I also called and checked with the expert (Dave Goodson).


The 3rd generation / production run had metal trucks. It was done around the same time as the first production of the 3 truck shay.

The 2nd generation was before the development of the metal trucks and the 3 truck shay. 



I updated my site a bit, to clarify. 


Greg


----------



## Pterosaur (May 6, 2008)

Thanks Greg, crossing my fingers!


----------



## Greg Elmassian (Jan 3, 2008)

There's ways to spot the later versions, I've asked Dave if he would help me on this, he knows all this stuff down to changes in circuit boards, metal handrails, etc. 

But I think you just have to live in suspense for a while ha ha! 

Regards, Greg


----------



## Pterosaur (May 6, 2008)

Well the seller emailed me...Shipped today.

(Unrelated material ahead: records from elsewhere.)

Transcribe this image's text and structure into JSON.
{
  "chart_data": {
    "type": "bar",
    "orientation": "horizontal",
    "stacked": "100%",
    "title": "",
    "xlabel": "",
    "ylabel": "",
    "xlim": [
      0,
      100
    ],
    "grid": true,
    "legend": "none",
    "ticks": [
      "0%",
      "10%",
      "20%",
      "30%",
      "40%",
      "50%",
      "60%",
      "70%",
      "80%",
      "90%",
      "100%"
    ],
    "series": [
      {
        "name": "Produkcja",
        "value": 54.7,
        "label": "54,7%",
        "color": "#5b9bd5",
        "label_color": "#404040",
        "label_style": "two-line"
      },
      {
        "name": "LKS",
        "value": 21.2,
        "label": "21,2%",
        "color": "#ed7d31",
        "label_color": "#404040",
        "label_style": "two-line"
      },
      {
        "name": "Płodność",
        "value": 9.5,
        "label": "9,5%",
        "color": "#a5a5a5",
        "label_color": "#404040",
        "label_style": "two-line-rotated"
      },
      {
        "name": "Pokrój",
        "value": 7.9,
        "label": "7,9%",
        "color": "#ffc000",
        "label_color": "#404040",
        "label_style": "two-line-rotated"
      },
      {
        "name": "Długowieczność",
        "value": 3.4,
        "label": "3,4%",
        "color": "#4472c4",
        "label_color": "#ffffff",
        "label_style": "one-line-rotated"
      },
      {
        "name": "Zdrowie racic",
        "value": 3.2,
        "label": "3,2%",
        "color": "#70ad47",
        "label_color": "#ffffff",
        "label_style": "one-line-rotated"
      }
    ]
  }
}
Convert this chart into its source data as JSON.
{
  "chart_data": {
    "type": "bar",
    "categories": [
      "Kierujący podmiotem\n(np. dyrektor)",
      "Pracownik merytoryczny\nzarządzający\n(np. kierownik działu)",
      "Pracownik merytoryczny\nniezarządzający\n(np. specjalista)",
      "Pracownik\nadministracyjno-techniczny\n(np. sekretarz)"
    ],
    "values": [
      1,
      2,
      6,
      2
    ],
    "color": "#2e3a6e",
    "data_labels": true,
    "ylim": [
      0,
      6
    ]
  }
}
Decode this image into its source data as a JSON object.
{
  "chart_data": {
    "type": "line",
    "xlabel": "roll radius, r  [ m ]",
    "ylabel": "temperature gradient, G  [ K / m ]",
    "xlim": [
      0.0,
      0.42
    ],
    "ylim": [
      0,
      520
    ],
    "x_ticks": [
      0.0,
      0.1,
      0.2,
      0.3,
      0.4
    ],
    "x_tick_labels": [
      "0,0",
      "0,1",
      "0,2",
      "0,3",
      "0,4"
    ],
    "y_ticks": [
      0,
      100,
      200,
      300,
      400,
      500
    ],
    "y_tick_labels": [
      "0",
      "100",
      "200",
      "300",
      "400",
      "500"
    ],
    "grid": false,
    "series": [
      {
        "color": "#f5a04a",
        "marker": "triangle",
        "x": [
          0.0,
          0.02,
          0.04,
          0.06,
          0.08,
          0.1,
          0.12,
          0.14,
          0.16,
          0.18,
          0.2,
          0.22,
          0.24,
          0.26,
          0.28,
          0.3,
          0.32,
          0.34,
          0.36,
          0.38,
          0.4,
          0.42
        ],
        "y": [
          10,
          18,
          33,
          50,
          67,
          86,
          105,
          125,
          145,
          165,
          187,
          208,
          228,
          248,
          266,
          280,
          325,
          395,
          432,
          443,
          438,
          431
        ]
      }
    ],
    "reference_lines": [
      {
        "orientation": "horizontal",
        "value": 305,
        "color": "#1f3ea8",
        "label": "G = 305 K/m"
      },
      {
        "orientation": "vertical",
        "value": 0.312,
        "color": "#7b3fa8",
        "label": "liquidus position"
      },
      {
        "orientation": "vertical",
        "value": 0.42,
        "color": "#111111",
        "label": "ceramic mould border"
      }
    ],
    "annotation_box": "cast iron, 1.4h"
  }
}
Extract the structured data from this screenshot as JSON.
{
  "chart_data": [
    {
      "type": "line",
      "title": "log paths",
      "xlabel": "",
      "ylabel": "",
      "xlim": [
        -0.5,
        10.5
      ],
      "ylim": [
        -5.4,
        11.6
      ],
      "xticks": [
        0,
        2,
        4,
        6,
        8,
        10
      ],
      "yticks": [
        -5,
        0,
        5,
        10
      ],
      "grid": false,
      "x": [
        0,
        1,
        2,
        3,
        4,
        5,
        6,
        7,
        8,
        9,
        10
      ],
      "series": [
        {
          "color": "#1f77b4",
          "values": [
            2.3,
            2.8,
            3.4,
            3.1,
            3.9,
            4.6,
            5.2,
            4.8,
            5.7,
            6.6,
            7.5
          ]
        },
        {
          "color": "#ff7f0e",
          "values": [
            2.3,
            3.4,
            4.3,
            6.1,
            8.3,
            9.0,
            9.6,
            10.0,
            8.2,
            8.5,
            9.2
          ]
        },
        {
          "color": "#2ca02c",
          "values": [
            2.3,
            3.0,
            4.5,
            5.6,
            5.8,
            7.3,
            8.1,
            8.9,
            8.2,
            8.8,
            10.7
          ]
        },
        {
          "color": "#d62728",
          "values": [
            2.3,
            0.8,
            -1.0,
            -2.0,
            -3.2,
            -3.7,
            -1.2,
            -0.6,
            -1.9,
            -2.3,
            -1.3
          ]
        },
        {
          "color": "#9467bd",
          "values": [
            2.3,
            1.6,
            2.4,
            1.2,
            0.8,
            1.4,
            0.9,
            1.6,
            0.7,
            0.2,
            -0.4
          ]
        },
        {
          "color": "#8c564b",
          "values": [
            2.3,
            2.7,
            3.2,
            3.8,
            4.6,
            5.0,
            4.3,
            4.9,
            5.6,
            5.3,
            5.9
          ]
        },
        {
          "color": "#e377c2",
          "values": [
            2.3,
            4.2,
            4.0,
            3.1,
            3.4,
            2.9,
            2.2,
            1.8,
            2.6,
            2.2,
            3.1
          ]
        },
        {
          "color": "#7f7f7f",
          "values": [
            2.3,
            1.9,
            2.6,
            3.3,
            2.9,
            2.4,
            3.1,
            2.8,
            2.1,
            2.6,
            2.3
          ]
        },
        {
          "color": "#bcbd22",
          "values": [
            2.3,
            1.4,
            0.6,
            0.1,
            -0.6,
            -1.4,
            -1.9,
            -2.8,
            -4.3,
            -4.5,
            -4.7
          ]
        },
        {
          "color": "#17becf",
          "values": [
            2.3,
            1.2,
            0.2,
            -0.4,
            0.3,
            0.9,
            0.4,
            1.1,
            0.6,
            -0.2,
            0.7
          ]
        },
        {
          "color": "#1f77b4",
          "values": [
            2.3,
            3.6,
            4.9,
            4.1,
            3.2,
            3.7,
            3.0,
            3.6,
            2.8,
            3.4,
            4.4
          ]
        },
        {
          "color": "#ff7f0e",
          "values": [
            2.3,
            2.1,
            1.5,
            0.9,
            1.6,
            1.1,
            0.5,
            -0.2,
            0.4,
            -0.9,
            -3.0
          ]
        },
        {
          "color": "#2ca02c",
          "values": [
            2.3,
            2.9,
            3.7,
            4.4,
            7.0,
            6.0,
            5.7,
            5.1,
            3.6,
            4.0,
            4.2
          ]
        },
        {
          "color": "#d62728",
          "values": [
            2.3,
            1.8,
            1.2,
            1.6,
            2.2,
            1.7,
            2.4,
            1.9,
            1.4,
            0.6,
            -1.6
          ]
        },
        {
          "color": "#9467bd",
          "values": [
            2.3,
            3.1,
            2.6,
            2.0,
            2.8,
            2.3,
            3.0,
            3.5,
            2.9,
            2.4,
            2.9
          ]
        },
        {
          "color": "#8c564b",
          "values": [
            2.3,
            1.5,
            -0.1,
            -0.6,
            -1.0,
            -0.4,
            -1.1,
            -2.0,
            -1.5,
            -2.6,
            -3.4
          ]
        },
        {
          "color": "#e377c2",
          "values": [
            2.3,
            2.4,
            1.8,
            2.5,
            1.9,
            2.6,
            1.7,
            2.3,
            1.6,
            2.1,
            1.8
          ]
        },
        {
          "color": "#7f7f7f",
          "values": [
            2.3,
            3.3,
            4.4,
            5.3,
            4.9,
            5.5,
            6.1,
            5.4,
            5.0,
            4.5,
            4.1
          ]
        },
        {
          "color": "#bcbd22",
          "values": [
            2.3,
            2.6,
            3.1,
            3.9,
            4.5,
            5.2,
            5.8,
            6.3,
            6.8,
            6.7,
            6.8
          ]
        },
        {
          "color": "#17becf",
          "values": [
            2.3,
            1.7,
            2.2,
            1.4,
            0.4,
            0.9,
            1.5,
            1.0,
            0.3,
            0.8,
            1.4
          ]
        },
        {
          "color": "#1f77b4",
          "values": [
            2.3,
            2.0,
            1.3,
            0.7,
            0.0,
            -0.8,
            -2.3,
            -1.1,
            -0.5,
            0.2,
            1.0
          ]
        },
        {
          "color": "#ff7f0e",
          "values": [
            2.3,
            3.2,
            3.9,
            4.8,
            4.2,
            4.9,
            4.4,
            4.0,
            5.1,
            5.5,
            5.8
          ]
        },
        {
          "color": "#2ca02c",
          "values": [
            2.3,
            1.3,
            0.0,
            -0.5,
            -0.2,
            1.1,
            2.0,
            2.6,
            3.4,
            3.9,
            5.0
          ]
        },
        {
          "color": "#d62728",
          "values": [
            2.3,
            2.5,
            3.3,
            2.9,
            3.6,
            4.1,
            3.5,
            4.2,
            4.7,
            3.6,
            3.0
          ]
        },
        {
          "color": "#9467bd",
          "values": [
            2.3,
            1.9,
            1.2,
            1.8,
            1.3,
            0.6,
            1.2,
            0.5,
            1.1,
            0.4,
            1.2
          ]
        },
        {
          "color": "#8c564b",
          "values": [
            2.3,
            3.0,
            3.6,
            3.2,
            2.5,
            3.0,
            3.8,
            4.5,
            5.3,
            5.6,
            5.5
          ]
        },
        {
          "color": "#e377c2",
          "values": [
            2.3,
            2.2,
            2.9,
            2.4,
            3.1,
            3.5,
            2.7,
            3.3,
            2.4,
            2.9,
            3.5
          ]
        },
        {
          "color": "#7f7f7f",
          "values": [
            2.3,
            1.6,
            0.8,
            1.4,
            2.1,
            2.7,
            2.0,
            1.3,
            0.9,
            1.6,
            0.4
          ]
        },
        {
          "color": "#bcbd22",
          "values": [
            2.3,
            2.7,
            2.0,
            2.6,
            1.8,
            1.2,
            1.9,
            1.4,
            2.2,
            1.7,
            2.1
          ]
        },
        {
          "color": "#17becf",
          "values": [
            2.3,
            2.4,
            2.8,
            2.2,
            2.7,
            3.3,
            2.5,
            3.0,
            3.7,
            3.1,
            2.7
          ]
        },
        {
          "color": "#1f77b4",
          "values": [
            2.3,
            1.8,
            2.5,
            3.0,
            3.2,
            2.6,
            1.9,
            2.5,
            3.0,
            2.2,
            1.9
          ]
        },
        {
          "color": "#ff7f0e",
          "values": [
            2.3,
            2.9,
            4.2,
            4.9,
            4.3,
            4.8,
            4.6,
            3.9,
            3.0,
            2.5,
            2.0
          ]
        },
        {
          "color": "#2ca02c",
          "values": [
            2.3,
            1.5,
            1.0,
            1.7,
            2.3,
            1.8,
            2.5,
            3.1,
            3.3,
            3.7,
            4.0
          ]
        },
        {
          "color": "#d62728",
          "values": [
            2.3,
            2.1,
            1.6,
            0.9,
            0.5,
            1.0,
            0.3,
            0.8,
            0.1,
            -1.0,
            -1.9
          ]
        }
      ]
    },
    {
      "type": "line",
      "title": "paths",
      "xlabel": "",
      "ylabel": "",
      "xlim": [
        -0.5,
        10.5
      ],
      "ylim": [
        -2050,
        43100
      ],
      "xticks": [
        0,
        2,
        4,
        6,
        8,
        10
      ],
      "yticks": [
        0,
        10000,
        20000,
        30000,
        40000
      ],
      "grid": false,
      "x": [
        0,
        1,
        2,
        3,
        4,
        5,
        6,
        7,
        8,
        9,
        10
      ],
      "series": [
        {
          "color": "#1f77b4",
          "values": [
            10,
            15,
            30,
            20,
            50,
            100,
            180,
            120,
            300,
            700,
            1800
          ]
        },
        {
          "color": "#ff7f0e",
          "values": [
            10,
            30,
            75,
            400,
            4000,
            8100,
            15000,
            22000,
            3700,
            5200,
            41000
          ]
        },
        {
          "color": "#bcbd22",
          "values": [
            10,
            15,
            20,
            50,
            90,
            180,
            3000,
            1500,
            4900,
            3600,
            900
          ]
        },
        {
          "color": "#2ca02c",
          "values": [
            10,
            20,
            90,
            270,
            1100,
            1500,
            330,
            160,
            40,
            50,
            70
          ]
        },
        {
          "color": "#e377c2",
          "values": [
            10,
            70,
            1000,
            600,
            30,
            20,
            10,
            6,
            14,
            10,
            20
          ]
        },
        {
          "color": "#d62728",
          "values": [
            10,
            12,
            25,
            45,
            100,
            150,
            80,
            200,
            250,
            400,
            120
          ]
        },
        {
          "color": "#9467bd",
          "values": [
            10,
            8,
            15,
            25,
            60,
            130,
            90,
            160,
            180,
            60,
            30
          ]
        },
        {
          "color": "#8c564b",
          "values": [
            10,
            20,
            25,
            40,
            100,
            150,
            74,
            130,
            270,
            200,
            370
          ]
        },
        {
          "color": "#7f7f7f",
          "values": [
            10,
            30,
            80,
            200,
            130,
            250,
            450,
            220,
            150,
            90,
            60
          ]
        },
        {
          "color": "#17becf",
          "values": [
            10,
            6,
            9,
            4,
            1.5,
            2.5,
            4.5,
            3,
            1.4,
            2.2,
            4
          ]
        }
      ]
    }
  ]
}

Knows his stuff...Says it has.................................................metal trucks. 

Think I'll put the "truck" money toward a couple of coaches!


----------



## Greg Elmassian (Jan 3, 2008)

Good, hoping it all comes out well! That will save $120 or so! 

Let us know how it turns out! 

Greg


----------



## Pterosaur (May 6, 2008)

Well I got it today, and indeed the motor blocks are metal, the DVD identified the trucks as "diecast" so I assume I am good to go.


----------